I cannot believe I haven’t created a post in over two weeks! Where has the time gone? What on earth have I been doing? Well, gardening for sure—and making cotton masks, lots of them over 120 so far. And continuing to learn about the nature of sourdough (the gluten variety). It’s been a difficult journey, largely because I cannot eat the stuff, as much as I would love to. So why do I torture myself with this one thing? Because it’s a puzzle to solve and, if I can figure out how to make it with gluten, I might be better at making it gluten free. And because it gives such gustatorial pleasure to my husband as the aroma of home baking permeates the house.

Enough. While I have been busy in these pursuits, those of you in and around Clashmore have been providing finished blocks for our Tidy Towns 9 Patch quilt. Here is a gallery, set almost as a quilt if you can imagine the navy blue sashing between the blocks.

Garden Notes: Mother’s Day

There’s a rose flowering outside my studio door! It’s not a great looking rose—I think those that are still buds right now will be nicer. But still—there’s a rose outside my door!

So I’m posting a “Status Update” garden gallery here having gone around the back garden with my phone taking pictures so we can compare them to what we will see a month from now. Working on the reusable masks has taken up quite a bit of time—I try to keep that project to days when it’s gray and cloudy but that doesn’t always work out. Yesterday, I went into the greenhouse and did some pricking out and potting on, especially the Cape Gooseberries. Twelve seedlings came up and they were just at the point where the roots might get hopelessly entangled. I also pricked out the rest of the basil. I already gave four away small pots away to a neighbor who has a poly tunnel and will really enjoy planting them with her tomatoes.

I’ve never successfully raised tomato plants from seed before. I would either forget watering them or have them on a windowsill, all spindly craning toward the sun. I generally ended up getting plants from the garden centre and growing from there.
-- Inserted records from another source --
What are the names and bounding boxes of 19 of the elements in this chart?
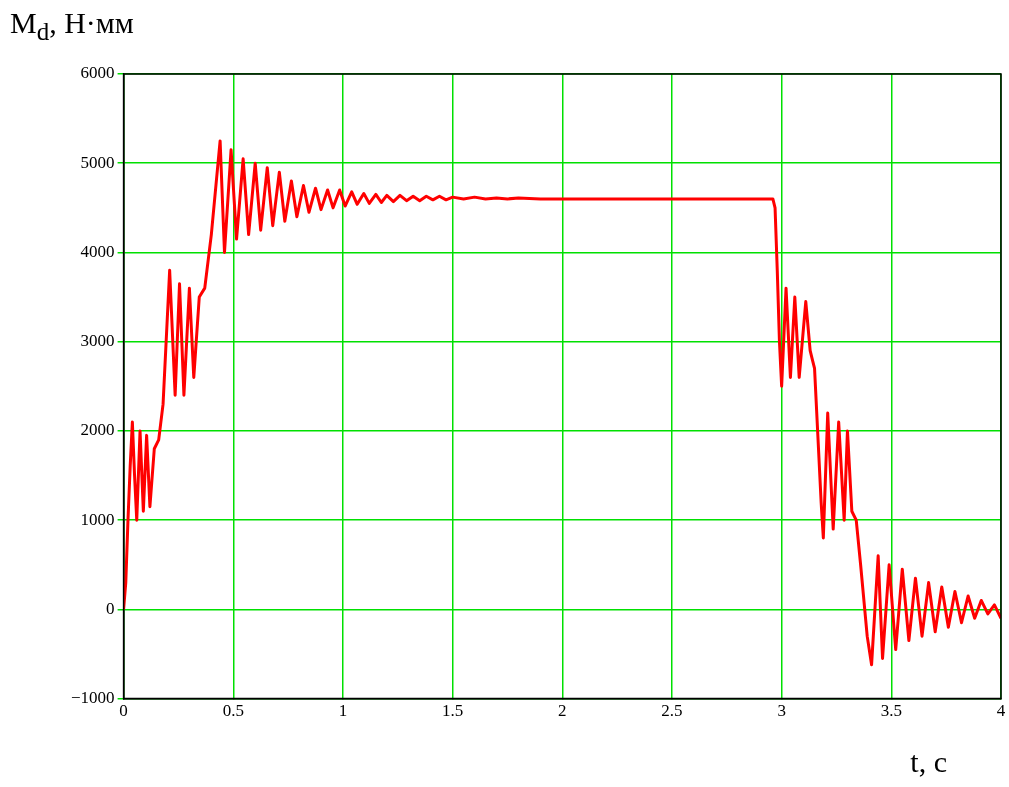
y-tick-label: 3000 [80,331,115,351]
x-tick-label: 1.5 [441,701,464,721]
y-tick-label: 5000 [80,152,115,172]
x-axis-title: t, с [910,745,947,779]
y-axis-title: M$_{d}$, Н·мм [10,6,134,46]
x-tick-label: 3.5 [880,701,902,721]
x-tick-label: 0.5 [222,701,244,721]
x-tick-label: 1 [338,701,348,721]
y-tick-label: 1000 [80,509,115,529]
y-tick-label: −1000 [70,688,115,708]
y-tick-label: 6000 [80,63,115,83]
x-tick-label: 3 [777,701,786,721]
x-tick-label: 2.5 [661,701,683,721]
x-tick-label: 4 [996,701,1006,721]
y-tick-label: 0 [106,598,115,618]
x-tick-label: 0 [119,701,128,721]
y-tick-label: 4000 [80,241,115,261]
y-tick-label: 2000 [80,420,115,440]
x-tick-label: 2 [558,701,567,721]
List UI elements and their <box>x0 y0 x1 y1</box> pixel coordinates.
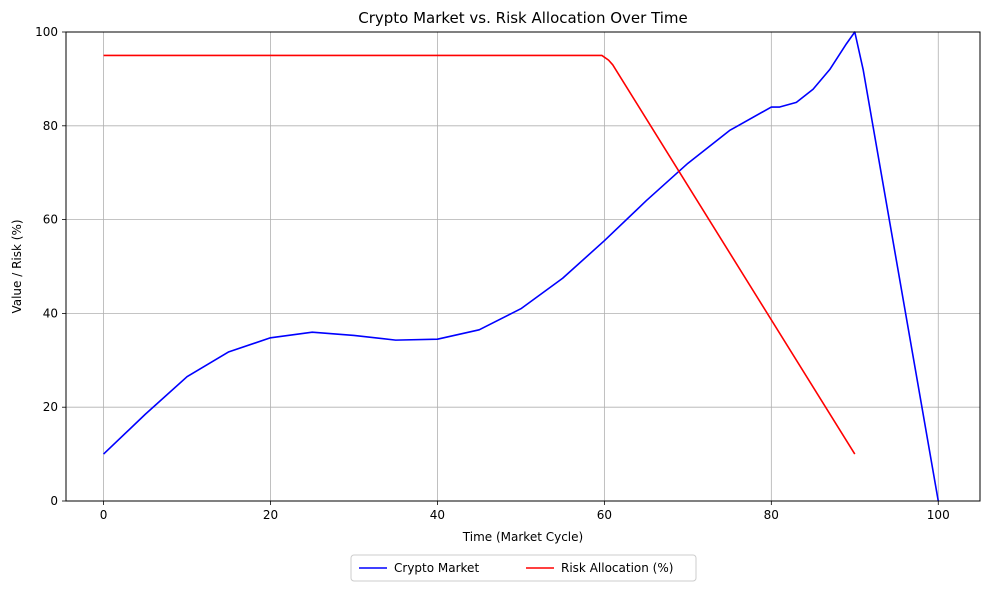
x-tick-label: 80 <box>764 508 779 522</box>
legend: Crypto Market Risk Allocation (%) <box>350 554 697 582</box>
y-tick-label: 80 <box>43 119 58 133</box>
y-tick-label: 100 <box>35 25 58 39</box>
series-line-crypto-market <box>103 31 940 502</box>
legend-box <box>350 554 697 582</box>
y-tick-label: 60 <box>43 213 58 227</box>
series-line-risk-allocation <box>103 54 856 455</box>
series-layer <box>103 31 940 502</box>
x-tick-label: 60 <box>597 508 612 522</box>
x-axis-label: Time (Market Cycle) <box>462 530 583 544</box>
legend-label-crypto-market: Crypto Market <box>394 561 479 575</box>
axis-ticks: 0 20 40 60 80 100 0 20 40 60 80 100 <box>35 25 950 522</box>
y-axis-label: Value / Risk (%) <box>10 219 24 313</box>
y-tick-label: 20 <box>43 400 58 414</box>
x-tick-label: 0 <box>100 508 108 522</box>
legend-label-risk-allocation: Risk Allocation (%) <box>561 561 673 575</box>
plot-frame <box>65 31 981 502</box>
y-tick-label: 40 <box>43 306 58 320</box>
x-tick-label: 100 <box>927 508 950 522</box>
x-tick-label: 20 <box>263 508 278 522</box>
x-tick-label: 40 <box>430 508 445 522</box>
chart-title: Crypto Market vs. Risk Allocation Over T… <box>358 9 688 27</box>
y-tick-label: 0 <box>50 494 58 508</box>
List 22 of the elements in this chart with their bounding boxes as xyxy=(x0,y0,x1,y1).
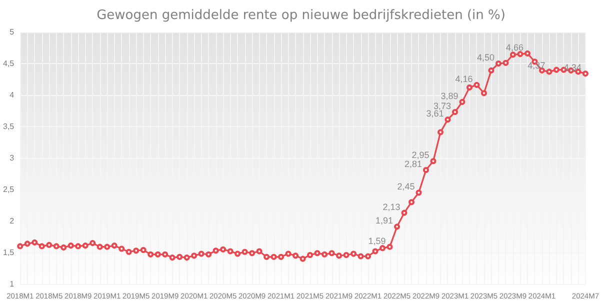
y-tick-label: 1 xyxy=(10,280,15,288)
data-label: 2,95 xyxy=(412,150,430,160)
y-tick-label: 2,5 xyxy=(2,185,15,194)
data-label: 3,73 xyxy=(433,101,451,112)
y-tick-label: 5 xyxy=(10,28,15,36)
data-label: 2,81 xyxy=(404,158,422,169)
y-tick-label: 4 xyxy=(10,90,15,100)
data-label: 4,50 xyxy=(476,52,494,62)
y-tick-label: 1,5 xyxy=(2,248,15,257)
data-label: 1,59 xyxy=(368,236,386,246)
y-tick-label: 3 xyxy=(10,154,15,162)
data-label: 4,16 xyxy=(455,74,473,84)
data-label: 3,89 xyxy=(440,90,458,101)
data-label: 2,13 xyxy=(382,202,400,212)
y-tick-label: 2 xyxy=(10,216,15,226)
chart-title: Gewogen gemiddelde rente op nieuwe bedrijfskredieten (in %) xyxy=(96,8,506,23)
data-label: 3,61 xyxy=(426,108,444,119)
y-tick-label: 4,5 xyxy=(2,59,15,68)
data-label: 2,45 xyxy=(397,182,415,192)
y-tick-label: 3,5 xyxy=(2,122,15,131)
data-label: 4,66 xyxy=(506,42,524,52)
data-label: 1,91 xyxy=(375,216,394,226)
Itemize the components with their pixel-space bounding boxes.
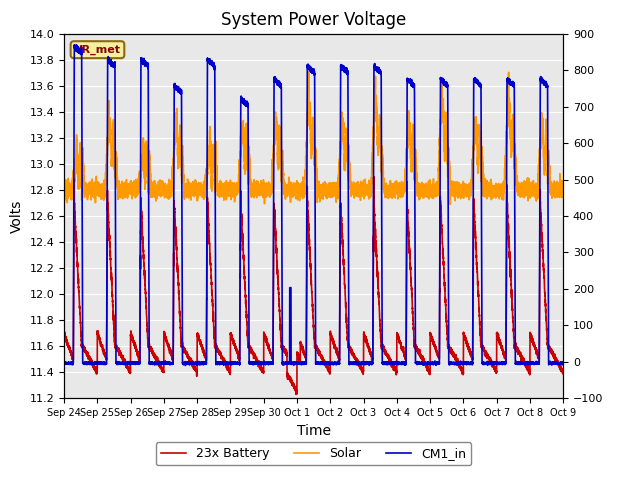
23x Battery [60,329,68,335]
Solar [162,182,170,188]
23x Battery [167,349,175,355]
CM1_in [60,361,68,367]
Solar [247,185,255,191]
23x Battery [370,174,378,180]
CM1_in [182,363,189,369]
CM1_in [382,360,390,366]
Solar [305,69,313,74]
Line: 23x Battery: 23x Battery [64,177,563,395]
23x Battery [453,356,461,362]
23x Battery [292,392,300,397]
CM1_in [162,361,170,367]
Line: Solar: Solar [64,72,563,204]
Solar [447,202,454,207]
X-axis label: Time: Time [296,424,331,438]
Solar [60,193,68,199]
23x Battery [559,371,567,377]
Line: CM1_in: CM1_in [64,45,563,366]
CM1_in [559,360,567,366]
Text: VR_met: VR_met [74,45,121,55]
Legend: 23x Battery, Solar, CM1_in: 23x Battery, Solar, CM1_in [156,442,471,465]
23x Battery [247,346,255,351]
Solar [557,185,565,191]
Solar [453,190,461,195]
23x Battery [162,336,170,342]
Y-axis label: Volts: Volts [10,199,24,233]
CM1_in [247,361,255,367]
Solar [559,192,567,198]
CM1_in [167,360,175,365]
CM1_in [557,360,565,366]
CM1_in [70,42,78,48]
Solar [382,188,390,194]
Title: System Power Voltage: System Power Voltage [221,11,406,29]
23x Battery [382,350,390,356]
23x Battery [557,367,565,372]
Solar [167,192,175,198]
CM1_in [453,360,461,366]
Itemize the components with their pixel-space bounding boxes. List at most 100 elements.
This year is different. I have three varieties that I’ve pricked out into pots and, much to my surprise, they are magnificent! I’m going to wait until Memorial Day weekend (May 25) and put the best into large pots to grown in the green house. I’ll try a couple outside as well in the front garden where there is sun all day. And I might try Gardener’s Delight in hanging baskets outside the kitchen door.

Another surprise is that the summer fruiting raspberries are setting blossoms. Not all the canes, but a few are showing signs of flower buds. We didn’t expect to see any fruit on those until next year. The blueberries also have little bell like flowers on them. I doubt we’ll have many fruits to pick because the birds will get to them first. But maybe that will convince Robbie that we need to build a couple of berry cages.

All the potato bags and drills have sprouted and we are only a day or so away from hilling up with more compost or straw. Robbie’s watercress has really taken off and is growing madly down our little brook to the pond.

My last garden task yesterday evening was planting out the sweet peas all around the Bird tree. It’s really a tall stump of a tree that died some time ago — long before we got here. It is the perfect edifice for the bird feeders and also is the anchor for our clothes line. All around the bottom we’ve planted primroses and laid rocks to keep the grass and weeds somewhat under control. I didn’t have much luck with sweet peas last year but I’m willing to try again. I’ve ringed the Bird tree with bamboo cane to give the peas something to climb on. Another experiment.